Relation between Electric Field Intensity and Potential (or $E = -\frac{dV}{dr}$)}
Show that electric field intensity is given by the negative gradient of electric potential. What does the negative sign indicate in this expression?
Consider two points A and B in the electric field $\vec{E}$ due to a point charge $+Q$ placed at O. Assume that points A and B are very close to each other so that electric field intensity between A and B is uniform.
Let $q_0$ be the positive test charge placed at A. The force acting on charge $q_0$ in the electric field $\vec{E}$ is given by $\vec{F} = q_0 \vec{E}$. The direction of force $\vec{F}$ is along the direction of $\vec{E}$ i.e., away from the charge $+Q$.
Work done to move the test charge from point A to point B through distance $dr$ is given by
$dW= \vec{F} \cdot d\vec{r}
$(\because \vec{F} = q_0 \vec{E})$
$dW= q_0 \vec{E} \cdot d\vec{r}$
(\because \cos 180^\circ = -1)
$dW= q_0 E dr \cos 180^\circ
$dW = (-) q_0 E dr$
or
$ \frac{dW}{q_0} = -E dr$
According to the definition of potential difference,
$V = \frac{dW}{q_0}$
$\therefore$ eqn. (i) becomes
$dV = \frac{dW}{q_0}$
or
$dV = -E dr$
or
$E = -\frac{dV}{dr}$...(ii)
The quantity $\left(\frac{dV}{dr}\right)$ is called the electric potential gradient (the rate of change of potential with distance).
The negative sign shows that electric field intensity is in the direction of decreasing electric potential gradient.
Thus, we conclude that
1. electric field is in the direction in which the electric potential decreases.
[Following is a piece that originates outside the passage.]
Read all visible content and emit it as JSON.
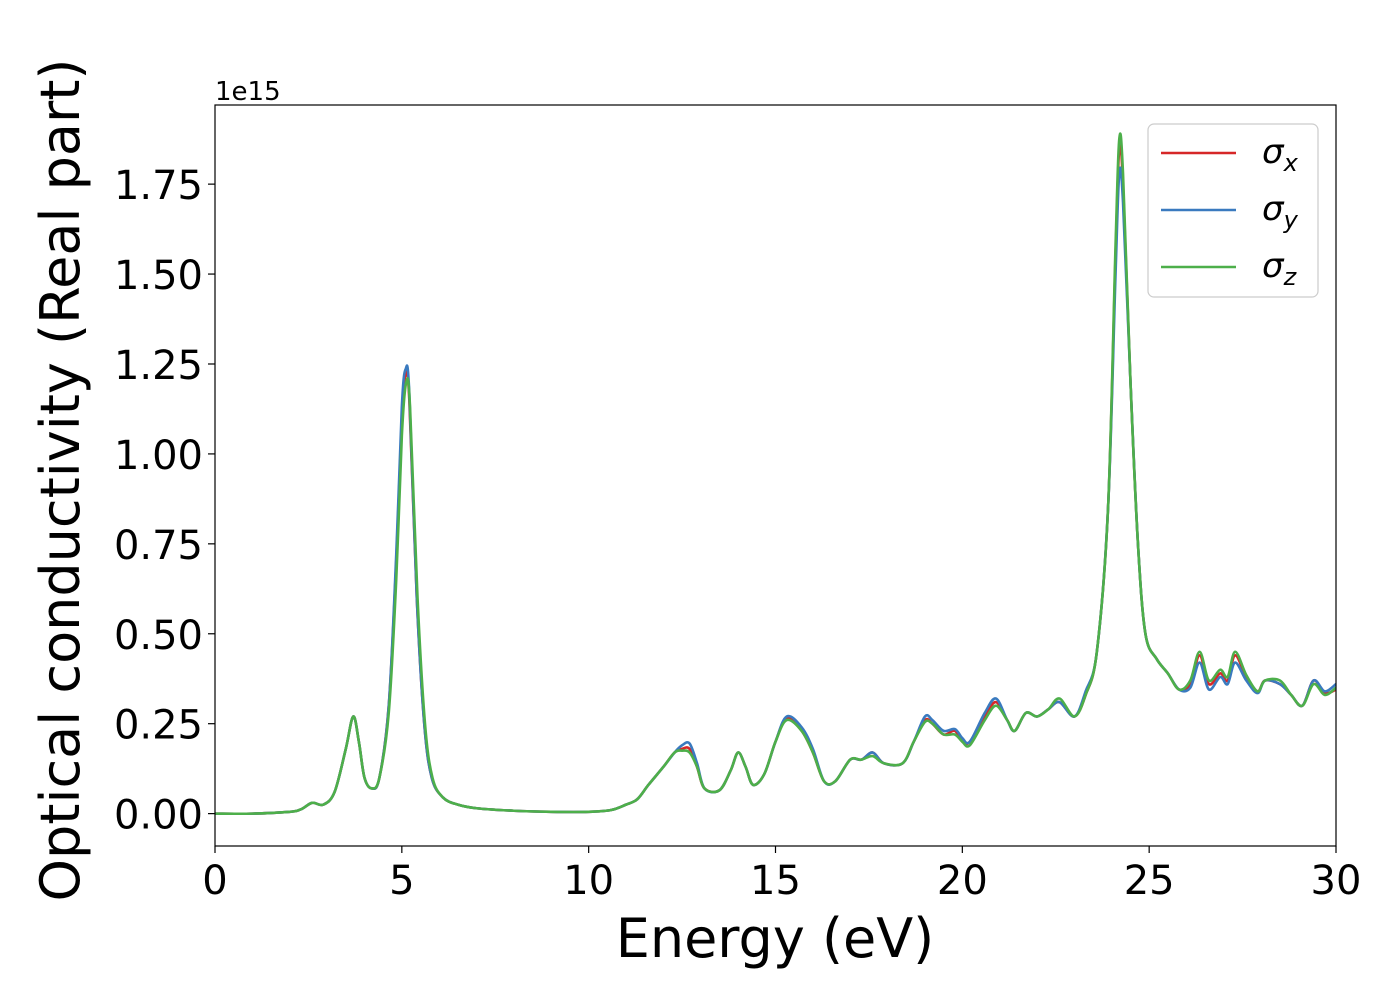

2. the magnitude of electric field is equal to the electric potential gradient.
3. SI unit of potential gradient is volt/metre (V m$^{-1}$), which is also the unit of electric field.
4. The relation $E = -dV/dr$ is valid for non-uniform field also.
5. The SI unit of electric field intensity is same as that of potential gradient i.e. V m$^{-1}$.
$1~\text{V m}^{-1} = 1~\text{N C}^{-1}$
6. Electric potential is a scalar quantity, while electric potential gradient is a vector quantity.